This is not at all intuitive to me. It doesn't make sense in a human perspective, as each book changes you. Consider the trivial case of a series, where nothing will make sense if you haven't read the prior books (not that I think they feed it the book corpus in order maybe they should!), but even in a more philosophical sort of way, each book changes you. and the person who reads Harry Potter first and The Iliad second will have a different experience of each. Then, with large language models, we have the concept of grokking something. If grokking happens in the middle of book 1, it is a different model which is reading book 2 and of course the inverse applies.

This isn't true. Set up even a simple ANN dense feed forward three layers you know the one. Then keep everything the same for two models you train with the exception of data order. You'll end up with two different models even though you started with the same weights, etc.

I'm not sure this is true. For instance, consider reading textbooks for linear algebra and functional analysis out of order. You might still grok the functional analysis if you read it first but you'd be better served by reading the linear algebra one first.

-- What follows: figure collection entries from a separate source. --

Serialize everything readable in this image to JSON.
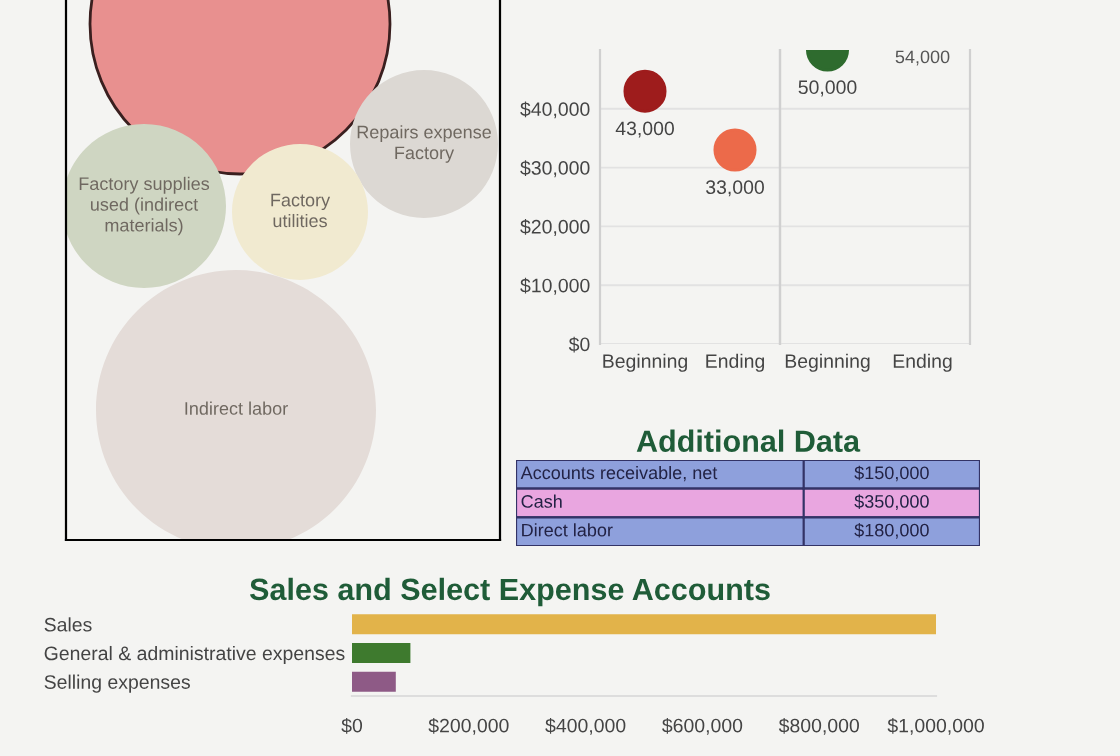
{
  "chart_data": [
    {
      "type": "other",
      "annotations": [
        "Repairs expense\nFactory",
        "Factory supplies\nused (indirect\nmaterials)",
        "Factory\nutilities",
        "Indirect labor"
      ],
      "colors": [
        "#e8908f",
        "#dcd8d3",
        "#cfd6c2",
        "#f1ead0",
        "#e4dcd8"
      ]
    },
    {
      "type": "scatter",
      "categories": [
        "Beginning",
        "Ending"
      ],
      "values": [
        43000,
        33000
      ],
      "colors": [
        "#9e1c1c",
        "#ec6a4a"
      ],
      "value_labels": [
        "43,000",
        "33,000"
      ],
      "ylim": [
        0,
        50000
      ],
      "yticks": [
        {
          "value": 0,
          "label": "$0"
        },
        {
          "value": 10000,
          "label": "$10,000"
        },
        {
          "value": 20000,
          "label": "$20,000"
        },
        {
          "value": 30000,
          "label": "$30,000"
        },
        {
          "value": 40000,
          "label": "$40,000"
        }
      ],
      "grid": "y"
    },
    {
      "type": "scatter",
      "categories": [
        "Beginning",
        "Ending"
      ],
      "values": [
        50000,
        null
      ],
      "colors": [
        "#2e6b2e",
        "#2e6b2e"
      ],
      "value_labels": [
        "50,000",
        null
      ],
      "annotations": [
        "54,000"
      ],
      "ylim": [
        0,
        50000
      ],
      "yticks": [
        0,
        10000,
        20000,
        30000,
        40000
      ],
      "tick_labels": "x",
      "grid": "y"
    },
    {
      "type": "other",
      "title": "Additional Data",
      "annotations": [
        "Accounts receivable, net",
        "$150,000",
        "Cash",
        "$350,000",
        "Direct labor",
        "$180,000"
      ],
      "colors": [
        "#8ea0dc",
        "#e9a6e0",
        "#8ea0dc"
      ]
    },
    {
      "type": "bar",
      "orientation": "horizontal",
      "title": "Sales and Select Expense Accounts",
      "categories": [
        "Sales",
        "General & administrative expenses",
        "Selling expenses"
      ],
      "values": [
        1000000,
        100000,
        75000
      ],
      "colors": [
        "#e2b34a",
        "#3e7a2e",
        "#8e5a86"
      ],
      "xlim": [
        0,
        1000000
      ],
      "xticks": [
        {
          "value": 0,
          "label": "$0"
        },
        {
          "value": 200000,
          "label": "$200,000"
        },
        {
          "value": 400000,
          "label": "$400,000"
        },
        {
          "value": 600000,
          "label": "$600,000"
        },
        {
          "value": 800000,
          "label": "$800,000"
        },
        {
          "value": 1000000,
          "label": "$1,000,000"
        }
      ]
    }
  ]
}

In ordinary gradient descent the order does matter, since the position changes in between. I think stochastic gradient descent does sum a couple of gradients together sometimes, but I'm not sure what the trade-offs are and if LLMs do so as well.

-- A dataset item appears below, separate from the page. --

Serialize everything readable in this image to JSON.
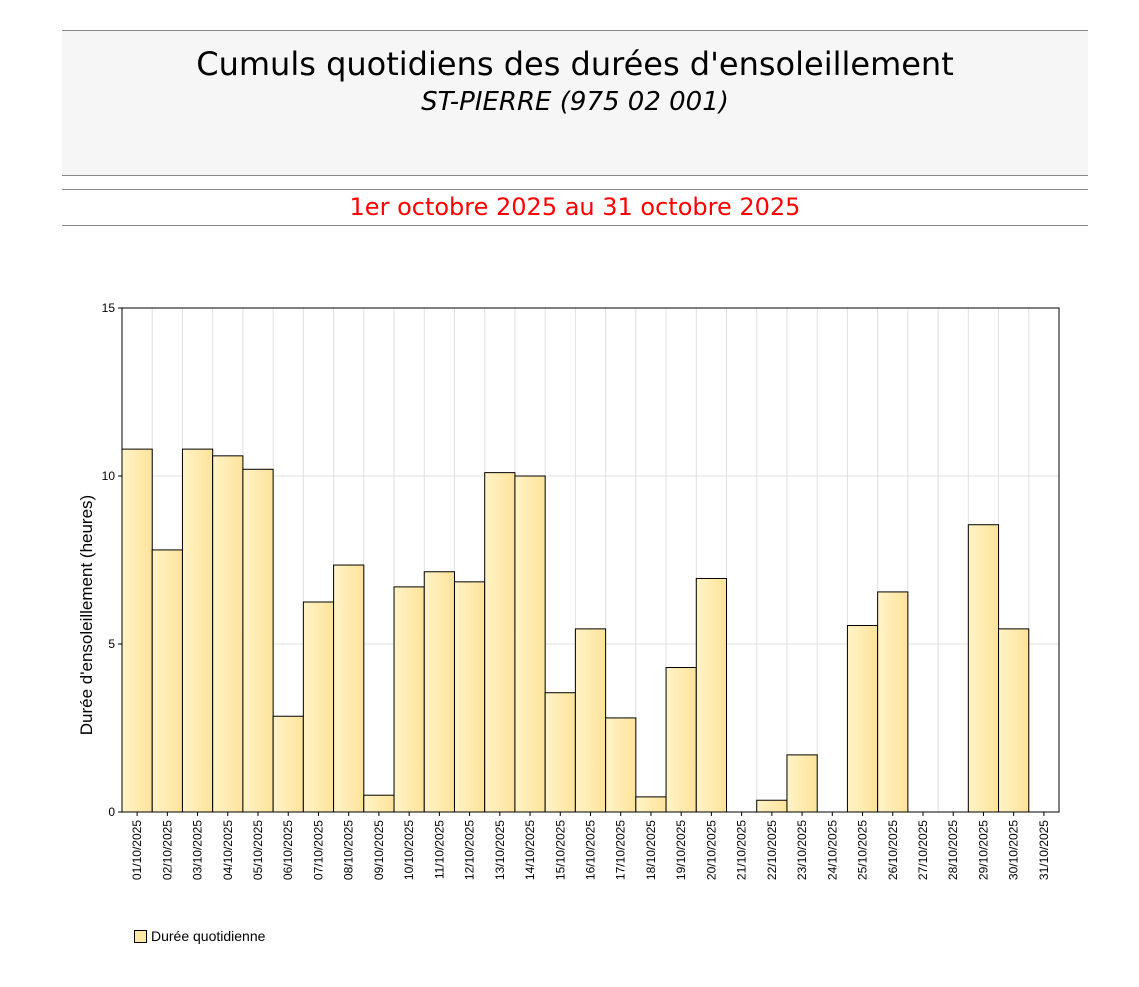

By the “delta in the LLM weights”, I am assuming you mean the gradients. You are effectively describing large batch training (data parallelism) which is part of the way you can scale up but there are quickly diminishing returns to large batch sizes.

LLMs are trained in parallel. The model weights and optimizer state are split over a number (possibly thousands) of accelerators.

The main bottleneck to doing distributed training like this is the communication between nodes.

The "deltas" are calculated by the error in how well the current state of the network predicts the output, backpropagated. Sequential runs are not commutative because the state changes.

Consider the trivial example of training a network to distinguish between sample A and sample B. Give it a hundred As in a row and it just learns "everything is A". Give it a hundred Bs in a row and it relearns "no, everything is B". To train it to distinguish, you must alternate As and Bs (and not too regularly, either!)